Pinjaman luar negeri dan dana masyarakat yang masuk ke sistem perbankan sering kali dikelola dengan tidak hati-hati. Banyak dari dana ini disalurkan ke proyek-proyek pembangunan real estat dan kondominium yang berlebihan, melebihi daya beli masyarakat, sehingga akhirnya macet dan tidak kembali. Sebagian besar pinjaman luar negeri yang dilakukan oleh sistem perbankan disalurkan ke sektor investasi yang tidak menghasilkan devisa, seperti pembangunan hotel, resor pariwisata, taman hiburan, taman industri, pusat perbelanjaan, dan real estate . Proyek-proyek besar ini umumnya tidak menghasilkan barang ekspor dan bergantung pada pasar domestik, sehingga hanya sedikit devisa yang dapat diandalkan untuk membayar kembali utang luar negeri.
Krisis di Thailand dan Korea Selatan juga berperan secara tidak langsung terhadap krisis di Indonesia. Krisis Keuangan Asia dimulai pada 2 Juli 1997 ketika pemerintah Thailand, yang saat itu memiliki utang luar negeri besar, memutuskan untuk mengambangkan mata uang baht setelah serangan spekulan mata uang terhadap cadangan devisa negara tersebut.
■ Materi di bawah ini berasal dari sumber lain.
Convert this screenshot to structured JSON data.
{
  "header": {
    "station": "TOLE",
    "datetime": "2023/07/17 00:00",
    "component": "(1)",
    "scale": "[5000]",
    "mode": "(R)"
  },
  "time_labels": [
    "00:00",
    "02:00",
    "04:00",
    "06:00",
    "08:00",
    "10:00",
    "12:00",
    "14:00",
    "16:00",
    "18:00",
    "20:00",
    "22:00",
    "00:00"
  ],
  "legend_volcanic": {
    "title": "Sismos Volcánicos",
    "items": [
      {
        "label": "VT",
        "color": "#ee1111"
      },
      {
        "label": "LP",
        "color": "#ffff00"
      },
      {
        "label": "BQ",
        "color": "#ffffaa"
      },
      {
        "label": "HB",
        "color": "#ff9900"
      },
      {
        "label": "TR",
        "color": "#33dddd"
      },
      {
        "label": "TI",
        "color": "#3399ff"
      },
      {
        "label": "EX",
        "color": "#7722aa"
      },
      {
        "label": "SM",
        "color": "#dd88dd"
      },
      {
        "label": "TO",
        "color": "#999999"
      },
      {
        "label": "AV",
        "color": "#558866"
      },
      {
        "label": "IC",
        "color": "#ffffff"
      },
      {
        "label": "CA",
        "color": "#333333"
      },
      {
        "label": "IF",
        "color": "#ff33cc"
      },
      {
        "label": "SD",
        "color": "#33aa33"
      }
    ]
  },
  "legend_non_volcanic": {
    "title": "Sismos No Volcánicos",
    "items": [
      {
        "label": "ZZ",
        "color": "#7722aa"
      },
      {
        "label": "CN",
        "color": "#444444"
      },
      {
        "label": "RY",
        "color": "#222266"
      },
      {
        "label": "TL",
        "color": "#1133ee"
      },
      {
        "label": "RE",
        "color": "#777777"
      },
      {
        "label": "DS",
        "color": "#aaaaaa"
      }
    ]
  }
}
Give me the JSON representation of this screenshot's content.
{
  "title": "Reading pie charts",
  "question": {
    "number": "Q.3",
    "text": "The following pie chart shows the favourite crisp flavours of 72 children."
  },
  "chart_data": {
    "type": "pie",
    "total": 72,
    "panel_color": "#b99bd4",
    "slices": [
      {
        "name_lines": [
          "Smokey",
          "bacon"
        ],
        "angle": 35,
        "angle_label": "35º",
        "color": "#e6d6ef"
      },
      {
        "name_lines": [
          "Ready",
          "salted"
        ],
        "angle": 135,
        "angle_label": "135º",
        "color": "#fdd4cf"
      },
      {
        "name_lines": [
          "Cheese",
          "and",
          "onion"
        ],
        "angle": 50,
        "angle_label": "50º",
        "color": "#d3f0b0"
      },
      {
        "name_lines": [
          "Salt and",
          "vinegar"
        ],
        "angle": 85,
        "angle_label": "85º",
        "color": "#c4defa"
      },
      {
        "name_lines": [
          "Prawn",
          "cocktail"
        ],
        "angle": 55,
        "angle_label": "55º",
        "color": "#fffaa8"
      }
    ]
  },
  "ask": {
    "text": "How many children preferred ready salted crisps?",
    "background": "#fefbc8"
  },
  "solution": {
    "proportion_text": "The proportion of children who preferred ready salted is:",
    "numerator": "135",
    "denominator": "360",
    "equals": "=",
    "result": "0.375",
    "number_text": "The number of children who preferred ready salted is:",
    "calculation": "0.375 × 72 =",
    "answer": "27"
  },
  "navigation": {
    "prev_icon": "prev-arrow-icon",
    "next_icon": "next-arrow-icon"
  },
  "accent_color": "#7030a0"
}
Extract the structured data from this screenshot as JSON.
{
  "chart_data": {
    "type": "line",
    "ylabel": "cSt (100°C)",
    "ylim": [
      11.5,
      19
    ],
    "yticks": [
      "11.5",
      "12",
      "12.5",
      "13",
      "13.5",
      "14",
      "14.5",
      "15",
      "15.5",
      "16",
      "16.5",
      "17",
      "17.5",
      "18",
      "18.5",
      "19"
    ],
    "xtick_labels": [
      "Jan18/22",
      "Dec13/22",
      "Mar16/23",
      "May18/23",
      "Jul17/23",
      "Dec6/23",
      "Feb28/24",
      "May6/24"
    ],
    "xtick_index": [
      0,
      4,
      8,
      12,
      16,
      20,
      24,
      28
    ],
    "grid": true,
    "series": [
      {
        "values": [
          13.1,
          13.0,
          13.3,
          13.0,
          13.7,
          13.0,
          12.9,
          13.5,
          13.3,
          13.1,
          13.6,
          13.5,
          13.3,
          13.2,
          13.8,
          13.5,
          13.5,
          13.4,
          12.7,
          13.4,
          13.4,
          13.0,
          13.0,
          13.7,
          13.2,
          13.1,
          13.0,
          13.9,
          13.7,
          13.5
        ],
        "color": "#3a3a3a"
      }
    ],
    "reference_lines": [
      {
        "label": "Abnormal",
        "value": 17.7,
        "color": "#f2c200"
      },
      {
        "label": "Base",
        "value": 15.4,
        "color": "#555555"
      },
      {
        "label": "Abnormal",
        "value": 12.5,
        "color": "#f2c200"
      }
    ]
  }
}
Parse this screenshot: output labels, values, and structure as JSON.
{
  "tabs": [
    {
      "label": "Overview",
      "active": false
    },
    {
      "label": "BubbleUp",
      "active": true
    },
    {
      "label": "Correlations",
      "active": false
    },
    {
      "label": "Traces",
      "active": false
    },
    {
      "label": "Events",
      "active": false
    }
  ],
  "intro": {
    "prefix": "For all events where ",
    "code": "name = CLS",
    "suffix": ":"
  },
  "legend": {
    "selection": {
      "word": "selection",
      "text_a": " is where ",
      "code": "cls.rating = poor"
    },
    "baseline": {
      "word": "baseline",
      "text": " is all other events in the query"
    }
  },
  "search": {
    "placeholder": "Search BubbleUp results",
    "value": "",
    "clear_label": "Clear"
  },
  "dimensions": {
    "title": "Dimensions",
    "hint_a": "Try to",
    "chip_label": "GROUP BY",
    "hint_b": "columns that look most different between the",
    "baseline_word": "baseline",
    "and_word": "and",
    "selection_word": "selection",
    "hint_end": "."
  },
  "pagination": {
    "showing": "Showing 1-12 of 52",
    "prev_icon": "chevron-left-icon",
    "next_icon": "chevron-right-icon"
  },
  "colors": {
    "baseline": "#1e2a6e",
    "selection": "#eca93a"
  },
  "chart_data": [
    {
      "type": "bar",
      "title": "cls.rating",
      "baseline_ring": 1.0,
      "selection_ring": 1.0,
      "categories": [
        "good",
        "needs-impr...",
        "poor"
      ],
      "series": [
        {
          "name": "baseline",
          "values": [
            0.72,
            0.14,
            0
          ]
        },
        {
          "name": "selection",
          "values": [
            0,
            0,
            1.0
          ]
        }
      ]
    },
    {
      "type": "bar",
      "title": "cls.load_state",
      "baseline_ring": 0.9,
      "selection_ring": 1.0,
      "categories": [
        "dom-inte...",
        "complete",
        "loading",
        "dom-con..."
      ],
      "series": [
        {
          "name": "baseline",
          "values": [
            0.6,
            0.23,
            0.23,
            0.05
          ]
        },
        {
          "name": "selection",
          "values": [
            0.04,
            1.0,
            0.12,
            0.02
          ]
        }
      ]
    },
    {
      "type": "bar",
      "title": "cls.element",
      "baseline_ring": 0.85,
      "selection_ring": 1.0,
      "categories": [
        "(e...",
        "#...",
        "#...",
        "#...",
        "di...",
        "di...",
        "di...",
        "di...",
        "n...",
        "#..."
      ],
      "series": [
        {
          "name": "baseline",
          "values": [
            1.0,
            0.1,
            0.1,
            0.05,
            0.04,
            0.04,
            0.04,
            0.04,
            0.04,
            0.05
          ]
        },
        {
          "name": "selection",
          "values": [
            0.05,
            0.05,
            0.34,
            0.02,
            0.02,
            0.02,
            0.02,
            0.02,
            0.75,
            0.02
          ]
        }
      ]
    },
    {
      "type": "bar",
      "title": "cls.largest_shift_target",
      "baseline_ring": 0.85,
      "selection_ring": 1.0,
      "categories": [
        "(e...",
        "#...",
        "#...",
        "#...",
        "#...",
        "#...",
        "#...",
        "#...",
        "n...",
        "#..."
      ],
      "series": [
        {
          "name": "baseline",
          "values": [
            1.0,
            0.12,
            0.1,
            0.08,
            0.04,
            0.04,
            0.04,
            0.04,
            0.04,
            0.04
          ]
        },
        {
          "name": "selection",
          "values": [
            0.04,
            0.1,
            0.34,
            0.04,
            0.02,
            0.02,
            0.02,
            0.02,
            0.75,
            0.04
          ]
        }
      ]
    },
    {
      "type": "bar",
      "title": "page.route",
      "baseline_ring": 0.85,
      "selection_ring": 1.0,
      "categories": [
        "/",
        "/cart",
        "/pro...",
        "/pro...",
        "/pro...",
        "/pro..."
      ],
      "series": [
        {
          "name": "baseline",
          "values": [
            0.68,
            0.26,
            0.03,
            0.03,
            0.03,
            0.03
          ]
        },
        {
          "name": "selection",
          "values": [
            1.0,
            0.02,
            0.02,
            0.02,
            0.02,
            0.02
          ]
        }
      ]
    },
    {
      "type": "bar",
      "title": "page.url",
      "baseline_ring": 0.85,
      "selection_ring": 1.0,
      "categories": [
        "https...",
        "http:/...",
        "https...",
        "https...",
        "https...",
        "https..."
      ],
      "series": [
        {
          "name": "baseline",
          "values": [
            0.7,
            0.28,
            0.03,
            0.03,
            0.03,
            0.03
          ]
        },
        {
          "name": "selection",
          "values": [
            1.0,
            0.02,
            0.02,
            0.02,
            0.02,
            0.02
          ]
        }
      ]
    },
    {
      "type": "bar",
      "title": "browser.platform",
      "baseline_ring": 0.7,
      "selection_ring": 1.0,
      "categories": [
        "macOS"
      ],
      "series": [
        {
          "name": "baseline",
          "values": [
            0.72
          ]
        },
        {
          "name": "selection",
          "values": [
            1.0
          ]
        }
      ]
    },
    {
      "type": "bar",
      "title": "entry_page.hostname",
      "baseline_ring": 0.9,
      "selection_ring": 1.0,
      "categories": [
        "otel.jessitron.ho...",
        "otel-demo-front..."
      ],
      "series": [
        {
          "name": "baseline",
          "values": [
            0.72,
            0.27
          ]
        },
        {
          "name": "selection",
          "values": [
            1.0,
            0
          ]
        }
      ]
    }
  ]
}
Langkah ini bertujuan untuk meningkatkan pendapatan ekspor, namun strategi ini gagal. Akibatnya, krisis ini dengan cepat menyebar ke negara-negara Asia lainnya karena investor asing, yang telah berinvestasi di negara-negara yang dikenal sebagai 'Keajaiban Ekonomi Asia' selama satu dekade sebelum 1997, kehilangan kepercayaan di pasar Asia dan segera menjual mata uang dan aset Asia mereka.
Krisis kepercayaan dan kepanikan menyebabkan masyarakat luas berbondong-bondong membeli dolar AS untuk melindungi nilai kekayaan mereka dan bahkan mendapatkan keuntungan dari penurunan nilai tukar rupiah. Fenomena ini menciptakan efek bola salju, di mana permintaan terhadap dolar AS semakin meningkat. Orang-orang kaya Indonesia, baik pejabat pribumi maupun etnis Tionghoa, telah bersiap-siap sejak tahun sebelumnya untuk menyelamatkan kekayaan mereka ke luar negeri sebagai antisipasi terhadap ketidakstabilan politik dalam negeri. Dari awal Desember 1997 hingga awal Mei 1998, terjadi pelarian modal besar-besaran ke luar negeri karena ketidakstabilan politik, seperti isu kesehatan Presiden dan Pemilu. Kerusuhan besar pada pertengahan Mei yang menargetkan etnis Tionghoa semakin menggoyahkan kepercayaan masyarakat terhadap keamanan harta, jiwa, dan martabat mereka. Mengingat mereka menguasai sebagian besar modal dan kegiatan ekonomi di Indonesia, mereka membawa kekayaan mereka keluar negeri dan sementara waktu tidak melakukan investasi baru.